While MAID may be billed as “an act of compassion,” Pipes added, “it’s really how government-run healthcare systems respond to the reality of scarce public resources.”

She and Raikin also say that MAID should not be offered merely as a first resort.

“It is very difficult to not see assisted suicide or euthanasia as some sort of escape hatch,” said Raikin, “or maybe overflow valve is a better way of putting it.”

When you have long wait times and sick populations, he explained, “it’s very difficult when you have a legalized pathway of suicide that does not become a tempting program.”

But health care providers are not allowed to recommend MAID as a substitute for care, and there are multiple assessments and consent requirements.

Proponent Udo Schuklenk, a philosophy professor at Queen’s University, Kingston, says professional ethics should mitigate abuse.

Opponents “need to do better than to say clinicians raise MAID in certain circumstances with patients because they might actually be under a professional obligation to do that so that people can make an informed choice.”

There are also legal ramifications for wrongdoing. In Canada, for example, if physicians don’t follow all the rules, they can face culpable homicide charges.

Stone also refers to the cost of treatment as a factor.

There are “news stories of people who don’t even have a lethal condition. They go in for a potentially disabling condition, and they’re referred for MAID, because their condition’s expensive,” he said.

Stone was referring to MAID’s eligibility for some patients whose death is not imminent, including those with serious disabilities — a scenario that has drawn intense scrutiny.

Stone claims that Canada’s policy direction is unambiguous.

“Canada has some of the lowest disability funding of any developed country. It has one of the most eugenic immigration policies of any developed country that is as strict (with) quality health and performance standards for immigrants,” he said.

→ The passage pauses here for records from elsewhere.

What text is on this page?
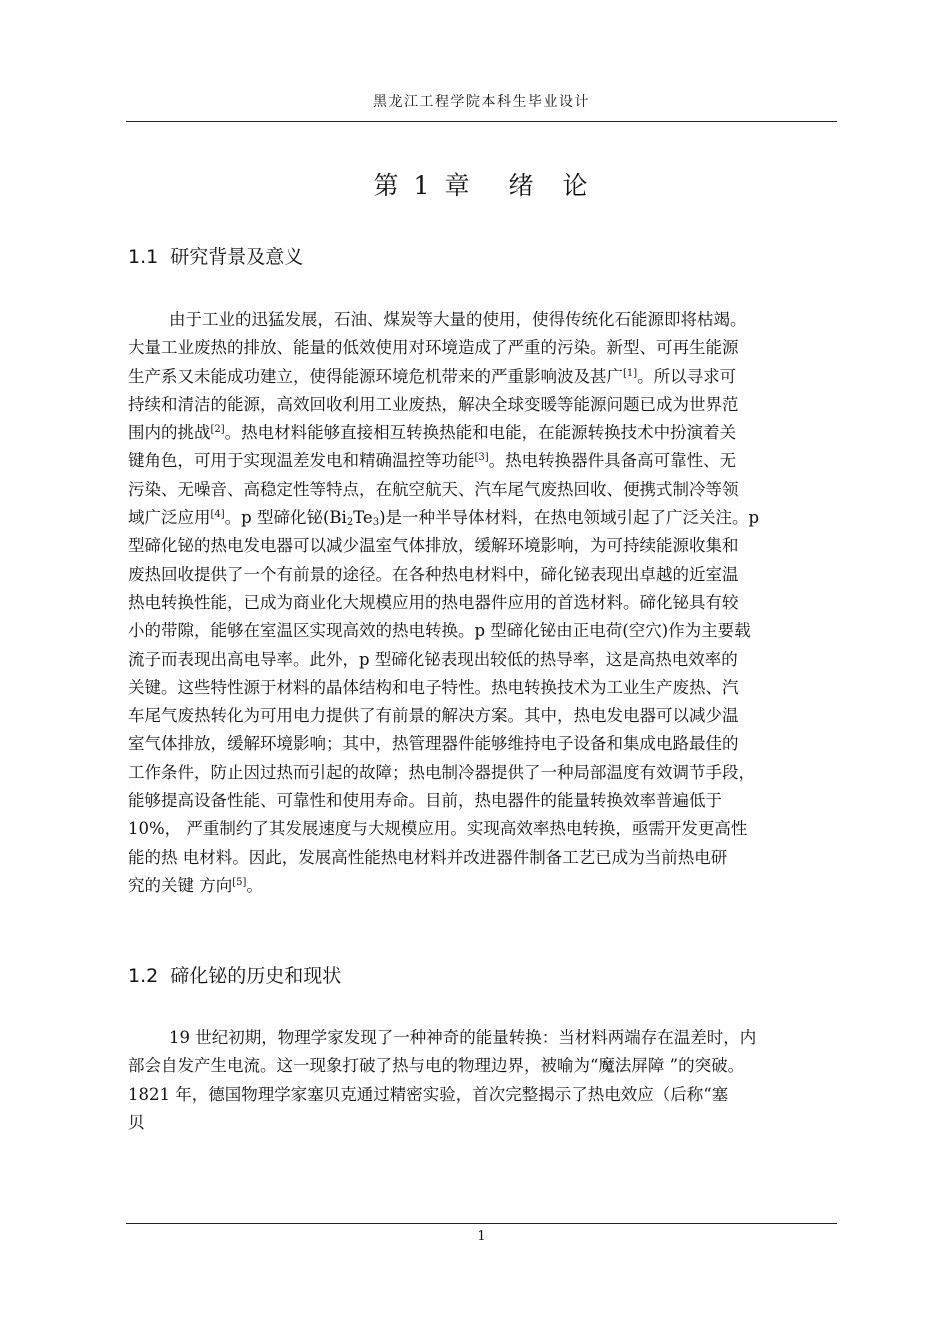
黑龙江工程学院本科生毕业设计
第 1 章 绪 论
1.1 研究背景及意义
由于工业的迅猛发展，石油、煤炭等大量的使用，使得传统化石能源即将枯竭。
大量工业废热的排放、能量的低效使用对环境造成了严重的污染。新型、可再生能源
生产系又未能成功建立，使得能源环境危机带来的严重影响波及甚广[1]。所以寻求可
持续和清洁的能源，高效回收利用工业废热，解决全球变暖等能源问题已成为世界范
围内的挑战[2]。热电材料能够直接相互转换热能和电能，在能源转换技术中扮演着关
键角色，可用于实现温差发电和精确温控等功能[3]。热电转换器件具备高可靠性、无
污染、无噪音、高稳定性等特点，在航空航天、汽车尾气废热回收、便携式制冷等领
域广泛应用[4]。p 型碲化铋$(Bi_2Te_3)$是一种半导体材料，在热电领域引起了广泛关注。p
型碲化铋的热电发电器可以减少温室气体排放，缓解环境影响，为可持续能源收集和
废热回收提供了一个有前景的途径。在各种热电材料中，碲化铋表现出卓越的近室温
热电转换性能，已成为商业化大规模应用的热电器件应用的首选材料。碲化铋具有较
小的带隙，能够在室温区实现高效的热电转换。p 型碲化铋由正电荷(空穴)作为主要载
流子而表现出高电导率。此外，p 型碲化铋表现出较低的热导率，这是高热电效率的
关键。这些特性源于材料的晶体结构和电子特性。热电转换技术为工业生产废热、汽
车尾气废热转化为可用电力提供了有前景的解决方案。其中，热电发电器可以减少温
室气体排放，缓解环境影响；其中，热管理器件能够维持电子设备和集成电路最佳的
工作条件，防止因过热而引起的故障；热电制冷器提供了一种局部温度有效调节手段，
能够提高设备性能、可靠性和使用寿命。目前，热电器件的能量转换效率普遍低于
10%， 严重制约了其发展速度与大规模应用。实现高效率热电转换，亟需开发更高性
能的热 电材料。因此，发展高性能热电材料并改进器件制备工艺已成为当前热电研
究的关键 方向[5]。
1.2 碲化铋的历史和现状
19 世纪初期，物理学家发现了一种神奇的能量转换：当材料两端存在温差时，内
部会自发产生电流。这一现象打破了热与电的物理边界，被喻为“魔法屏障 ”的突破。
1821 年，德国物理学家塞贝克通过精密实验，首次完整揭示了热电效应（后称“塞
贝
1
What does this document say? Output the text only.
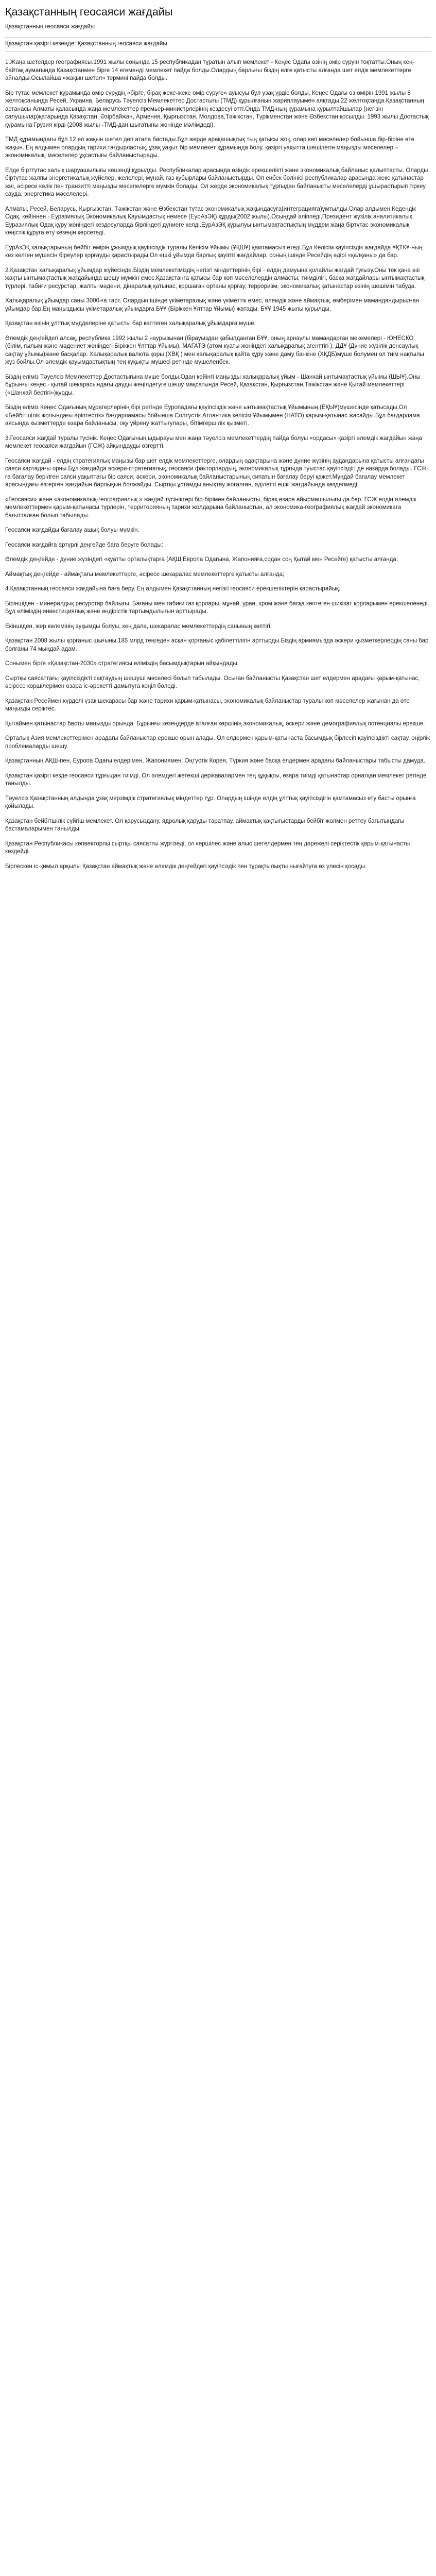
Қазақстанның геосаяси жағдайы
Қазақстанның геосаяси жағдайы
Қазақстан қазіргі кезеңде: Қазақстанның геосаяси жағдайы

1.Жаңа шетелдер географиясы.1991 жылы соңында 15 республикадан тұратын алып мемлекет - Кеңес Одағы өзінің өмір сүруін тоқтатты.Оның кең-байтақ аумағында Қазақстанмен бірге 14 егеменді мемлекет пайда болды.Олардың барлығы біздің елге қатысты алғанда шет елдік мемлекеттерге айналды.Осылайша «жақын шетел» термині пайда болды.

Бір түтас мемлекет құрамында өмір сүрудің «бірге, бірақ жеке-жеке өмір сүруге» ауысуы бұл ұзақ үрдіс болды. Кеңес Одағы өз өмірін 1991 жылы 8 желтоқсанында Ресей, Украина, Беларусь Тәуелсіз Мемлекеттер Достастығы (ТМД) құрылғанын жариялауымен аяқтады.22 желтоқсанда Қазақстанның астанасы Алматы қаласында жаңа мемлекеттер премьер-министрлерінің кездесуі өтті.Онда ТМД-ның құрамына құрылтайшылар (негізін салушылар)қатарында Қазақстан, Әзірбайжан, Армения, Қырғызстан, Молдова,Тәжікстан, Түрікменстан және Өзбекстан қосылды. 1993 жылы Достастық құрамына Грузия кірді (2008 жылы -ТМД-дан шығатыны жөнінде мәлімдеді).

ТМД құрамындағы бұл 12 ел жақын шетел деп атала бастады.Бұл жерде арақашықтық тың қатысы жоқ, олар көп мәселелер бойынша бір-біріне өте жақын. Ең алдымен олардың тарихи тағдырластық, ұзақ уақыт бір мемлекет құрамында болу, қазіргі уақытта шешілетін маңызды мәселелер – экономикалық, мәселелер ұқсастығы байланыстырады.

Елде бірттүтас халық шаруашылығы кешенді құрылды. Республикалар арасында өзіндік ерекшелікті және экономикалық байланыс қалыптасты. Оларды біртүтас жалпы энергетикалық жүйелер, желелері, мұнай, газ құбырлары байланыстырды. Ол еңбек бөлінісі республикалар арасында жеке қатынастар жиі, әсіресе көлік пен транзитті маңызды мәселелерге мүмкін болады. Ол жерде экономикалық тұрғыдан байланысты мәселелерді ұшырастырып тіркеу, сауда, энергетика мәселелері.

Алматы, Ресей, Беларусь, Қырғызстан, Тәжікстан және Өзбекстан түтас экономикалық жақындасуға(интеграцияға)ұмтылды.Олар алдымен Кедендік Одақ, кейіннен - Еуразиялық Экономикалық Қауымдастық немесе (ЕурАзЭҚ) құрды(2002 жылы).Осындай әліппеді,Президент жүзілік аналитикалық Еуразиялық Одақ құру жөніндегі кездесуларда бірліндегі дүниеге келді.ЕурАзЭҚ құрылуы ынтымақтастықтың мүддем жаңа біртұтас экономикалық кеңістік құруға өту кезеңін көрсетеді.

ЕурАзЭҚ халықтарының бейбіт өмірін ұжымдық қауіпсіздік туралы Келісім Ұйымы (ҰҚШҰ) қамтамасыз етеді.Бұл Келісім қауіпсіздік жағдайда ҰҚТКҰ-ның кез келген мүшесін біреулер қорғауды қарастырады.Ол ешкі ұйымда барлық қауіпті жағдайлар, соның ішінде Ресейдің әдірі «қалқаны» да бар.

2.Қазақстан халықаралық ұйымдар жүйесінде.Біздің мемлекетіміздің негізгі міндеттерінің бірі - елдің дамуына қолайлы жағдай туғызу.Оны тек қана өзі жақты ынтымақтастық жағдайында шешу мүмкін емес.Қазақстанға қатысы бар көп мәселелердің алмасты, тиімділігі, басқа жағдайлары ынтымақтастық түрлері, табиғи ресурстар, жалпы мәдени, дінаралық қатынас, қоршаған ортаны қорғау, терроризм, экономикалық қатынастар өзінің шешімін табуда.

Халықаралық ұйымдар саны 3000-ға тарт. Олардың ішінде үкіметаралық және үкіметтік емес, әлемдік және аймақтық, өмберімен мамандандырылған ұйымдар бар.Ең маңыздысы үкіметаралық ұйымдарға БҰҰ (Біріккен Ұлттар Ұйымы) жатады. БҰҰ 1945 жылы құрылды.

Қазақстан өзінің ұлттық мүдделеріне қатысты бар көптеген халықаралық ұйымдарға мүше.

Әлемдік деңгейдегі алсақ, республика 1992 жылы 2 наурызынан (бірауыздан қабылданған БҰҰ, оның арнаулы мамандарған мекемелері - ЮНЕСКО (білім, ғылым және мәдениет жөніндегі Біріккен Ұлттар Ұйымы), МАГАТЭ (атом күаты жөніндегі халықаралық агенттігі ), ДДҰ (Дүние жүзілік денсаулық сақтау ұйымы)және басқалар. Халықаралық валюта қоры (ХВҚ ) мен халықаралық қайта құру және даму банкіне (ХҚДБ)мүше болумен ол тиім нақтылы жүз бойлы.Ол әлемдік қауымдастықтың тең құқықты мүшесі ретінде мүшеленбек.

Біздің еліміз Тәуелсіз Мемлекеттер Достастығына мүше болды.Одан кейінгі маңызды халықаралық ұйым - Шанхай ынтымақтастық ұйымы (ШЫҰ).Оны бұрынғы кеңес - қытай шекарасындағы дауды жеңілдетуге шешу мақсатында Ресей, Қазақстан, Қырғызстан,Тәжікстан және Қытай мемлекеттері («Шанхай бестігі»)құрды.

Біздің еліміз Кеңес Одағының мұрагерлерінің бірі ретінде Еуропадағы қауіпсіздік және ынтымақтастық Ұйымының (ЕҚЫҰ)мүшесінде қатысады.Ол «Бейбітшілік жолындағы әріптестік» бағдарламасы бойынша Солтүстік Атлантика келісім Ұйымымен (НАТО) қарым-қатынас жасайды.Бұл бағдарлама аясында кызметтерде өзара байланысы, оқу үйрену жаттығулары, бітімгершілік қызметі.

3.Геосаяси жағдай туралы түсінік. Кеңес Одағының ыдырауы мен жаңа тәуелсіз мемлекеттердің пайда болуы «ордасы» қазіргі әлемдік жағдайын жаңа мемлекет геосаяси жағдайын (ГСЖ) айқындауды өзгертті.

Геосаяси жағдай - елдің стратегиялық маңызы бар шет елдік мемлекеттерге, олардың одақтарына және дүние жүзінің аудандарына қатысты алғандағы саяси картадағы орны.Бұл жағдайда әскери-стратегиялық, геосаяси факторлардың, экономикалық тұрғыда туыстас қауіпсіздігі де назарда болады. ГСЖ-ға бағалау берілген саяси уақыттағы бір саяси, әскери, экономикалық байланыстарының сипатын бағалау беруі қажет.Мұндай бағалау мемлекет арасындағы өзгерген жағдайын барлықын болжайды. Сыртқы ұстамды анықтау жоғалған, әділетті ешкі жағдайында көзделмеді.

«Геосаяси» және «экономикалық-географиялық » жағдай түсініктері бір-бірімен байланысты, бірақ өзара айырмашылығы да бар. ГСЖ елдің әлемдік мемлекеттермен қарым-қатынасы түрлерін, территорияның тарихи жолдарына байланыстын, ал экономика-географиялық жағдай экономикаға бағытталған болып табылады.

Геосаяси жағдайды бағалау ашық болуы мүмкін.

Геосаяси жағдайға артүрлі деңгейде баға беруге болады:

Әлемдік деңгейде - дүние жүзіндегі «қуатты орталықтарға (АҚШ,Европа Одағына, Жапонияға,содан соң Қытай мен Ресейге) қатысты алғанда;

Аймақтық деңгейде - аймақтағы мемлекеттерге, әсіресе шекаралас мемлекеттерге қатысты алғанда;

4.Қазақстанның геосаяси жағдайына баға беру. Ең алдымен Қазақстанның негізгі геосаяси ерекшеліктерін қарастырайық.

Біріншіден - минералдық ресурстар байлығы. Бағаны мен табиғи газ қорлары, мұнай, уран, хром және басқа көптеген шикізат қорларымен ерекшеленеді. Бұл еліміздің инвестициялық және өндірістік тартымдылығын арттырады.

Екіншіден, жер көлемінің ауқымды болуы, кең дала, шекаралас мемлекеттердің санының көптігі.

Қазақстан 2008 жылы қорғаныс шығыны 185 млрд теңгеден асқан қорғаныс қабілеттілігін арттырды.Біздің армиямызда әскери қызметкерлердің саны бар болғаны 74 мыңдай адам.

Сонымен бірге «Қазақстан-2030» стратегиясы еліміздің басымдықтарын айқындады.

Сыртқы саясаттағы қауіпсіздікті сақтаудың шешуші мәселесі болып табылады. Осыған байланысты Қазақстан шет елдермен арадағы қарым-қатынас, әсіресе көршілерімен өзара іс-әрекетті дамытуға көңіл бөледі.

Қазақстан Ресеймен күрделі ұзақ шекарасы бар және тарихи қарым-қатынасы, экономикалық байланыстар туралы көп мәселелер жағынан да өте маңызды серіктес.

Қытаймен қатынастар басты маңызды орында. Бұрынғы кезеңдерде аталған көршінің экономикалық, әскери және демографиялық потенциалы ерекше.

Орталық Азия мемлекеттерімен арадағы байланыстар ерекше орын алады. Ол елдермен қарым-қатынаста басымдық бірлесіп қауіпсіздікті сақтау, өңірлік проблемаларды шешу.

Қазақстанның АҚШ-пен, Еуропа Одағы елдерімен, Жапониямен, Оңтүстік Корея, Түркия және басқа елдермен арадағы байланыстары табысты дамуда.

Қазақстан қазіргі кезде геосаяси тұрғыдан тиімді. Ол әлемдегі жетекші державалармен тең құқықты, өзара тиімді қатынастар орнатқан мемлекет ретінде танылды.

Тәуелсіз Қазақстанның алдында ұзақ мерзімдік стратегиялық міндеттер тұр. Олардың ішінде елдің ұлттық қауіпсіздігін қамтамасыз ету басты орынға қойылады.

Қазақстан бейбітшілік сүйгіш мемлекет. Ол қарусыздану, ядролық қаруды таратпау, аймақтық қақтығыстарды бейбіт жолмен реттеу бағытындағы бастамаларымен танылды.

Қазақстан Республикасы көпвекторлы сыртқы саясатты жүргізеді, ол көршілес және алыс шетелдермен тең дәрежелі серіктестік қарым-қатынасты көздейді.

Бірлескен іс-қимыл арқылы Қазақстан аймақтық және әлемдік деңгейдегі қауіпсіздік пен тұрақтылықты нығайтуға өз үлесін қосады.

“And now it has one of the most permissive regimes for physician-assisted suicide, for state-sponsored suicide, of any country in the world.”

He characterized the system as recruiting healthy immigrants to work while providing minimal support for the disabled and making it as easy as possible for the state to shed the financial burden through assisted suicide.

Could abuse become a problem? Could it happen in the U.S., with an aging population creating similar budgetary problems?

“Some states may solve (climbing elderly care costs) through something like the Canadian approach,” said Stone. “Others will not.” But he said a reckoning will also come: “Will it be that we raise taxes on workers or that we cut benefits for retirees?”

“Cutting benefits for retirees will have a somewhat similar effect as the Canadian solution.”

Proponents of MAID push back on those concerns.

“Anything can be abused,” said Thaddeus Pope, professor of medical law and clinical ethics at Mitchell Hamline School of Law. “And everything is abused.”

“But it’s ridiculous to say any service that you provide would ever be provided at a hundred per cent perfect level. Nothing is.”

And the data, he says, shows that it’s not happening at scale. With a sample size now of 12,000 to 14,000 assisted-suicide deaths in the U.S. since 1997, there are very few reports of wrongdoing.

Health Canada’s data also shows no clear evidence of a widespread pattern of MAID being used to trim health-care costs, with only a small percentage of cases citing any external pressure.

“It’s pretty darn safe,” Pope said, noting that there’s “absolutely zero evidence” of MAID being foisted upon people to trim healthcare costs.

“We treat the crap out of people,” Pope said, noting how oncologists are making a lot of money off of continued treatments.

“The problem is not that we’re hastening people into death to save money; the problem is that we are foisting more and more and more treatment upon people because it benefits the healthcare providers, even though it doesn’t benefit the patients.”

“The far bigger risk is not letting people die,” he said.